Participam integrantes do Conselho Indigenista Missionário, da Arquidiocese de Curitiba, indígenas da Região Metropolitana e também da Tekoha Guasu Guavirá, terra indígena que fica nos municípios de Guaíra, Terra Roxa e Altônia no Oeste paranaense.
Lançado anualmente, o Relatório do Cimi é o mais importante levantamento sobre a violência contra os povos indígenas do Brasil. A apresentação dos dados compilados foi feita pela missionária Marline Dassoler Buzatto.

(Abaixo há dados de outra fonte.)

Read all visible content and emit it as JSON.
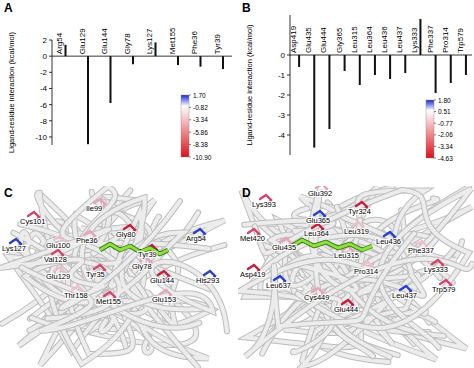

Marline abordou o cenário nacional de violência contra os povos indígenas no ano de 2024 e destacou os números aqui do Paraná. Segundo o Relatório, 154 casos de conflitos por direitos territoriais foram registrados contra indígenas de todo o país no ano passado. O documento também traz o registro de 230 casos de invasões possessórias, exploração ilegal de recursos e danos ao patrimônio.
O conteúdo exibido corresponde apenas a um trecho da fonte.